Il est impossible de soutenir que la division générale a mal interprété le critère relatif à l’inconduite

[30] Il est impossible de soutenir que la division générale a mal interprété la loi relative à l’inconduite.

[31] La prestataire soutient que la division générale n’a pas appliqué le bon critère juridique relatif à l’inconduite, car elle n’a pas appliqué les quatre éléments requis relativement à l’inconduite décrits dans le Guide de la CommissionNote de bas de page 22.

[32] Toutefois, comme la division générale l’a souligné, le Guide n’est pas une loi, mais il énonce des lignes directrices pour l’interprétation du droit, comme il a été déterminé par la Commission. La division générale doit suivre la loi.

[33] Le critère relatif à l’inconduite est établi en droit. La division générale a énoncé ce critèreNote de bas de page 23. Autrement dit, pour qu’il y ait inconduite, la conduite doit être volontaire, consciente, délibérée ou intentionnelleNote de bas de page 24. L’inconduite comprend aussi une conduite si insouciante qu’elle frôle le caractère délibéréNote de bas de page 25.

[34] La Cour d’appel fédérale a mentionné, en d’autres termes, que l’inconduite existe lorsqu’un prestataire savait ou aurait dû savoir que sa conduite était de nature à entraver l’exécution de ses obligations envers son employeur et que, de ce fait, il était réellement possible qu’il soit congédiéNote de bas de page 26.

[35] La division générale a appliqué ce critère. La division générale a examiné si les actes de la prestataire en refusant de se conformer à la politique étaient délibérés. La division générale a décidé que c’était le cas parce que la prestataire était au courant de la politique de vaccination de l’employeur et qu’elle avait le temps de se conformer à la politique, mais qu’elle ne l’a pas fait pour des raisons personnelles.

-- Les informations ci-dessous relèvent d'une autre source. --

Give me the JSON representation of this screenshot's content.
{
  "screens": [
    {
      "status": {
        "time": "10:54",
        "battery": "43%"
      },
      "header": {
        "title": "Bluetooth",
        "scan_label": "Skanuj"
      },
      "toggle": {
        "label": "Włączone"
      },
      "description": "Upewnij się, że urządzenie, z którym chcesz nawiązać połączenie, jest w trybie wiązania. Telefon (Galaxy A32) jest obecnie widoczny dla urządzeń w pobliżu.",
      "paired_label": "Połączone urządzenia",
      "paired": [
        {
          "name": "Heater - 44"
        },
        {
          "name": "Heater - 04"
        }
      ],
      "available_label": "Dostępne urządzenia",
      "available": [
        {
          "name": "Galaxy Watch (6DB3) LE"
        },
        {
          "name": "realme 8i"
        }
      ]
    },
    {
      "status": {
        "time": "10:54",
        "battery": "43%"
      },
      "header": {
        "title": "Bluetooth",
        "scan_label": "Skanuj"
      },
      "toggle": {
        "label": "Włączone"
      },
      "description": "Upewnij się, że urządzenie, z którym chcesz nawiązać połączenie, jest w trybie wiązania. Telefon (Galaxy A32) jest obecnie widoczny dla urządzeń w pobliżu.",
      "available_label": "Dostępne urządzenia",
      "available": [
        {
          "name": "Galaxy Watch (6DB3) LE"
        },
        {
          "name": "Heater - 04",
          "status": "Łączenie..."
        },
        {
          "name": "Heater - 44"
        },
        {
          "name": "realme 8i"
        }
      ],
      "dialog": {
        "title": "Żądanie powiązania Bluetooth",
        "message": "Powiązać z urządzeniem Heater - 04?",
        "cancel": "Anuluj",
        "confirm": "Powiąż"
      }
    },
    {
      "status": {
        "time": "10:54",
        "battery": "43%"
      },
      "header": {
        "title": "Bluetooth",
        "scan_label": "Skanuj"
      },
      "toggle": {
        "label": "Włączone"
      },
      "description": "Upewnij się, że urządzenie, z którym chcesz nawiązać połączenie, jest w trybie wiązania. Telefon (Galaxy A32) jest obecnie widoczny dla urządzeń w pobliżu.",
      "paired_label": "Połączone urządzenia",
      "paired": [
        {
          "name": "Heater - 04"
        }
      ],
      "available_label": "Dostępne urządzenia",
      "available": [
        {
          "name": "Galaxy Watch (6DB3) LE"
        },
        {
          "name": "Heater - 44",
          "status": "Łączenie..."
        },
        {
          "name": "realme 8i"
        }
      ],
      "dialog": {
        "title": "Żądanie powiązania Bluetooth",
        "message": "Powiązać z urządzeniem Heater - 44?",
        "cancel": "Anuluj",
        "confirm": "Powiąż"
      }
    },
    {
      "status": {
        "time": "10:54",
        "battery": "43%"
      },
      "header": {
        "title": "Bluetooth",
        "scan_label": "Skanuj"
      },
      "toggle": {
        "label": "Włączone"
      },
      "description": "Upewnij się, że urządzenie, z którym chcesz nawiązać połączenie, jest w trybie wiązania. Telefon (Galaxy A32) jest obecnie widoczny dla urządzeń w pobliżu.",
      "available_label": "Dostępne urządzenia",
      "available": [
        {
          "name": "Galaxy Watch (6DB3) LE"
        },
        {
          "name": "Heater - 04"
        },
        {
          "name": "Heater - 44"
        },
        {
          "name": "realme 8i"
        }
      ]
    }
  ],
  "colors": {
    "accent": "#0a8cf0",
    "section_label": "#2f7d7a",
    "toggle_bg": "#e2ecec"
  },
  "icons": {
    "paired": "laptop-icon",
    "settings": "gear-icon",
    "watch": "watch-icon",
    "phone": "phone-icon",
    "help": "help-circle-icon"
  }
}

[36] La division générale a décidé que la prestataire savait ou aurait dû savoir que les conséquences de ne pas se conformer entraîneraient une suspension sans solde et un congédiement, car ces conséquences étaient énoncées dans la politique et communiquées à la prestataire lorsqu’elle a été suspendue le 4 octobre 2021. Ses actes correspondaient donc à de l’inconduite.

[37] La prestataire affirme que la division générale a négligé le fait qu’elle travaillait de la maison lorsqu’elle a décidé que le défaut de se conformer à la politique aurait entravé ses fonctions. Elle affirme que le fait de ne pas se conformer à la politique n’aurait pas nui à sa capacité d’exercer ses fonctions.

[38] Toutefois, les obligations envers un employeur ne se limitent pas à l’exercice de fonctions liées au travail. Selon la loi, l’inconduite comprend un manquement à une obligation expresse ou implicite découlant du contrat de travailNote de bas de page 27. Une violation délibérée de la politique de l’employeur est considérée comme une inconduiteNote de bas de page 28.

[39] La division générale a décidé que le respect de la politique était une condition du maintien de l’emploi de la prestataireNote de bas de page 29. Cette conclusion de fait respectait les modalités de la politique selon lesquelles les employés qui ne se conformaient pas à la politique ou aux exigences de la directive no 6 feraient l’objet de mesures disciplinaires progressives pouvant aller jusqu’à un congé sans solde ou à un congédiementNote de bas de page 30.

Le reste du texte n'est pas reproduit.